Laurel tree - Laurus nobilis
Laurel tree - Laurus nobilis

These are usually female animals that cling to the plant using a so-called suction spine. They raise their offspring (up to 2,000 young) under their shield, which consists of varnish and wax. The larvae cannot be seen with the naked eye, but they spread everywhere on the plant, suck its juices and excrete sugary feces, which then leads to the formation of sooty mold.

Symptoms:

  • Growth disorders
  • Tissue death
  • brown leaves
  • Formation of honeydew and sooty mildew

Combat

If the spice laurel is infested with scale insects, it must be urgently isolated from other plants, otherwise there is a risk that the animals will spread further. Combating plants that have already moved into their summer quarters outdoors is easier than with plants in their winter quarters.

  • cut out diseased shoots
  • Dab scale insects with a cotton swab soaked in alcohol
  • loose stuck animals with a fine (tooth) brush
  • Wash the entire plant with warm soft soap solution (1 liter of water plus 1 tablespoon of soft soap)
  • then spray with a mixture of paraffin and rapeseed oil
  • alternatively use neem oil
  • Repeat procedure after 10 to 14 days (next generation)
  • natural enemies: ladybirds and parasitic wasps
  • watering with nettle manure
  • spray fresh shoots with a mixture of paraffin and rapeseed oil
  • Spray the potted plant with water and place it in a transparent plastic bag
  • put in the shade for two weeks

Tip:

If you use pesticides to combat the pests, you will not be able to harvest leaves for consumption for the next few weeks and months.

Prevention

Since scale insects generally only attack weakened plants and also prefer certain living conditions, a few basic preventive measures are recommended.
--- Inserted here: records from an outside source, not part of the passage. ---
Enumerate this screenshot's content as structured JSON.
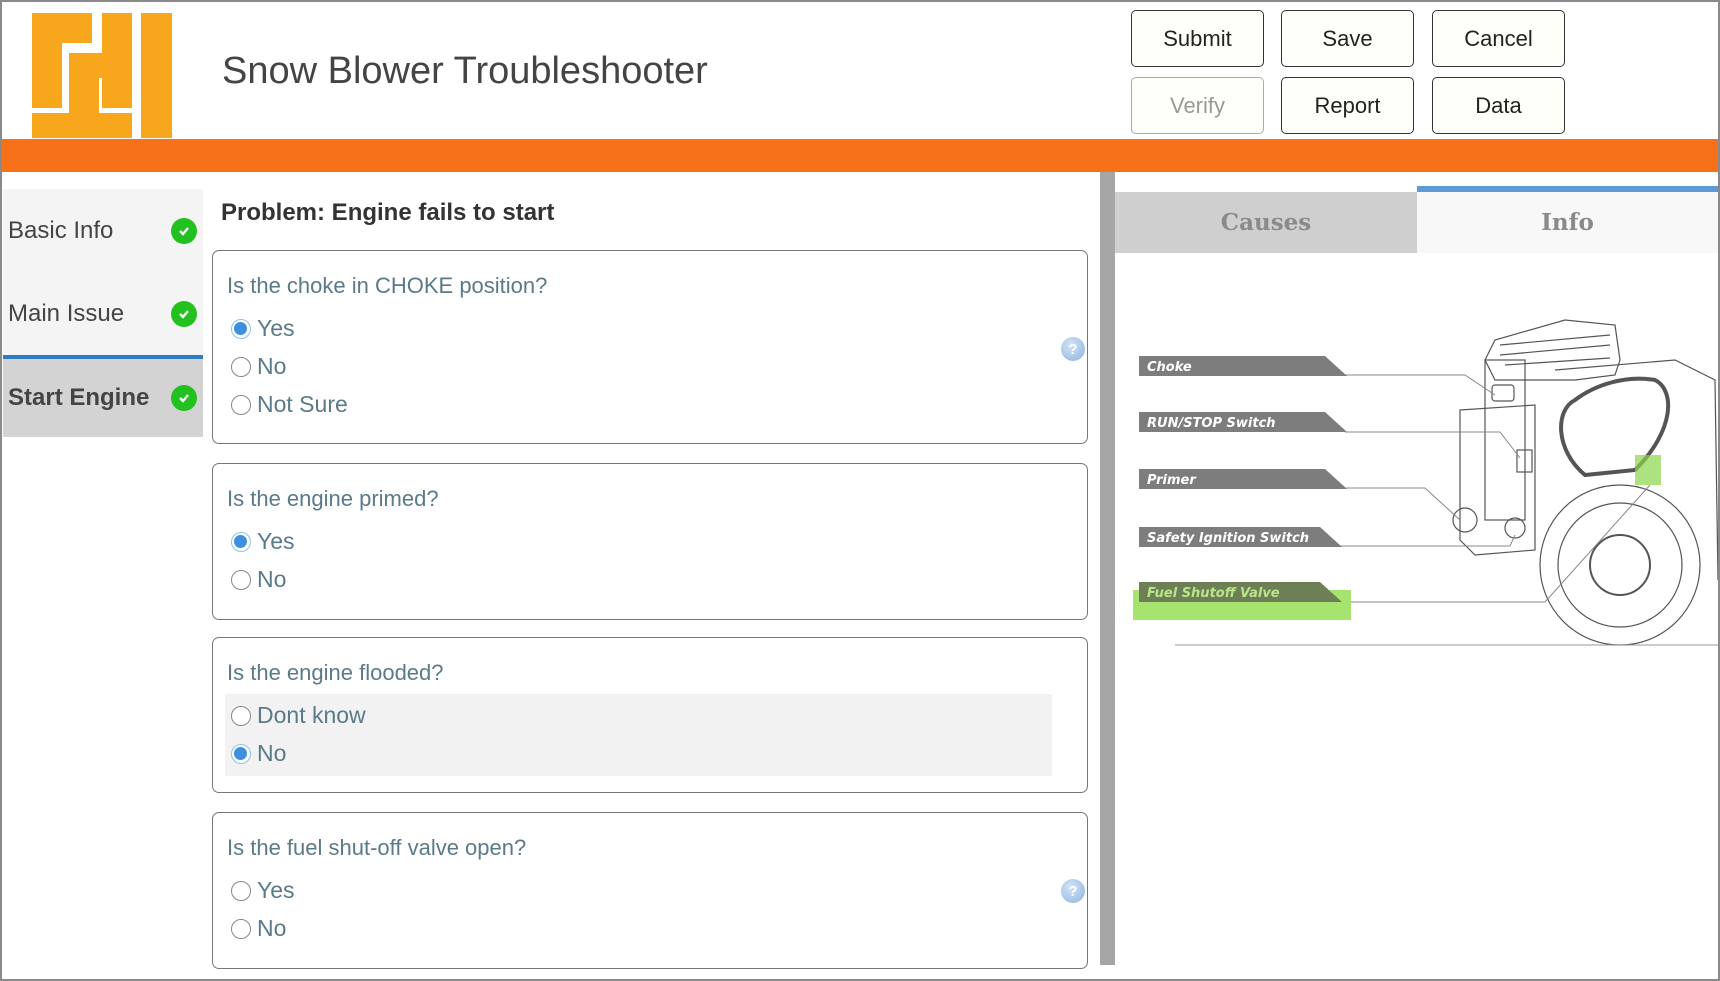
{
  "header": {
    "title": "Snow Blower Troubleshooter",
    "logo_text": "FH"
  },
  "toolbar": {
    "submit": "Submit",
    "save": "Save",
    "cancel": "Cancel",
    "verify": "Verify",
    "report": "Report",
    "data": "Data"
  },
  "sidebar": {
    "items": [
      {
        "label": "Basic Info",
        "status": "complete"
      },
      {
        "label": "Main Issue",
        "status": "complete"
      },
      {
        "label": "Start Engine",
        "status": "complete",
        "active": true
      }
    ]
  },
  "main": {
    "problem_title": "Problem: Engine fails to start",
    "questions": [
      {
        "text": "Is the choke in CHOKE position?",
        "options": [
          "Yes",
          "No",
          "Not Sure"
        ],
        "selected": "Yes",
        "help": true
      },
      {
        "text": "Is the engine primed?",
        "options": [
          "Yes",
          "No"
        ],
        "selected": "Yes"
      },
      {
        "text": "Is the engine flooded?",
        "options": [
          "Dont know",
          "No"
        ],
        "selected": "No"
      },
      {
        "text": "Is the fuel shut-off valve open?",
        "options": [
          "Yes",
          "No"
        ],
        "selected": null,
        "help": true
      }
    ]
  },
  "right_panel": {
    "tabs": [
      {
        "label": "Causes"
      },
      {
        "label": "Info",
        "active": true
      }
    ],
    "diagram_labels": [
      "Choke",
      "RUN/STOP Switch",
      "Primer",
      "Safety Ignition Switch",
      "Fuel Shutoff Valve"
    ],
    "highlighted_label": "Fuel Shutoff Valve"
  },
  "colors": {
    "brand_orange": "#f7711b",
    "logo": "#f8a61c",
    "accent_blue": "#2f7bc4",
    "check_green": "#22c11f",
    "highlight_green": "#9ee06a"
  }
}
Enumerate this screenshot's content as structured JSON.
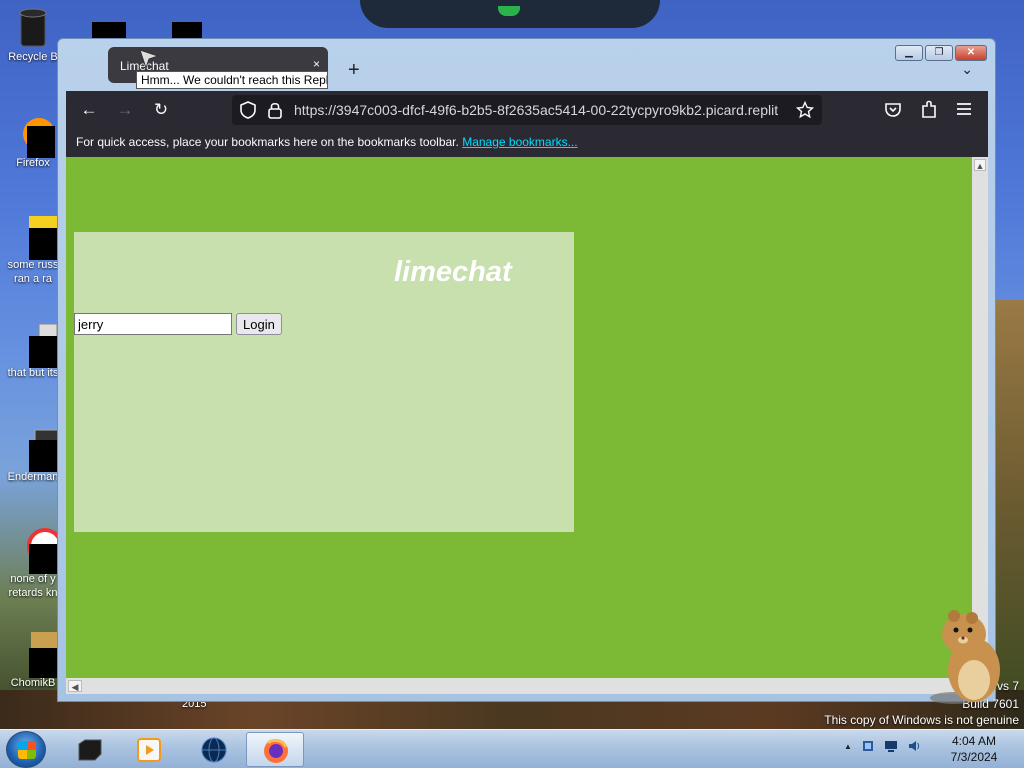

  • cool winter quarters (around 5 degrees)
  • as much light as possible
  • do not use nitrogen-based fertilizers
  • spray occasionally when humidity is low

Mealybugs

Mealybugs are closely related to scale insects. Instead of the typical shields, these parasites protect themselves with wax that they produce in special glands. The animals themselves are usually difficult to recognize on the laurel tree. A fine, whitish web is characteristic of a mealybug infestation. These wax threads cover the animals and protect them from drying out and the sun. Unfortunately also against most pesticides. Some species lay eggs, others give birth to live offspring. Mealybugs excrete large amounts of honeydew and are therefore protected by ants against natural enemies in the wild. The citrus mealybug often occurs on potted plants. The lice suck on the leaves and at the same time excrete toxins.

Symptoms

  • The infestation usually begins in the leaf axils
  • A white, cotton-like web can be seen on shoots and leaves
  • Leaves curl up and turn brown
  • sticky honeydew drops form
  • additional infestation with sooty mold (black deposits)

Combat

The first step in combating pests is always to prevent them from spreading further. So separate the diseased laurel from other plants.

  • cut out affected and diseased plant parts generously
  • Wash the entire plant with a soft soap solution (1 tablespoon of soft soap/liter of water)
  • spray with paraffin oil
  • then place in a transparent bag (shady) for 2 weeks
  • make sure to keep it cooler in winter quarters
  • alternatively: put potted plants outside when the weather is good
  • natural enemies: ladybirds, lacewing larvae, parasitic wasps, hoverflies

Prevention

Laurel tree - Laurus nobilis
Laurel tree - Laurus nobilis

You can prevent pest infestation with an optimal location (summer and winter) and the right care. Strong, he althy laurel trees are very rarely attacked by pests.

  • Sowing nasturtiums on the surface of the soil
  • Spraying horsetail tea to strengthen the plant
  • avoid nitrogen-rich fertilizers
  • spray the young shoots with paraffin oil/white oil in winter and spring

You should also protect the laurel from ants all year round, as these literally cultivate mealybugs and protect them from natural enemies.

Conclusion

On the whole, the spice laurel is a fairly robust plant that rarely falls ill. The high concentration of essential oils in the leaves alone protects the tree well from most common pests. It is usually care errors that weaken the real laurel and cause it to die. In most cases, the plant can be saved through quick intervention and targeted countermeasures.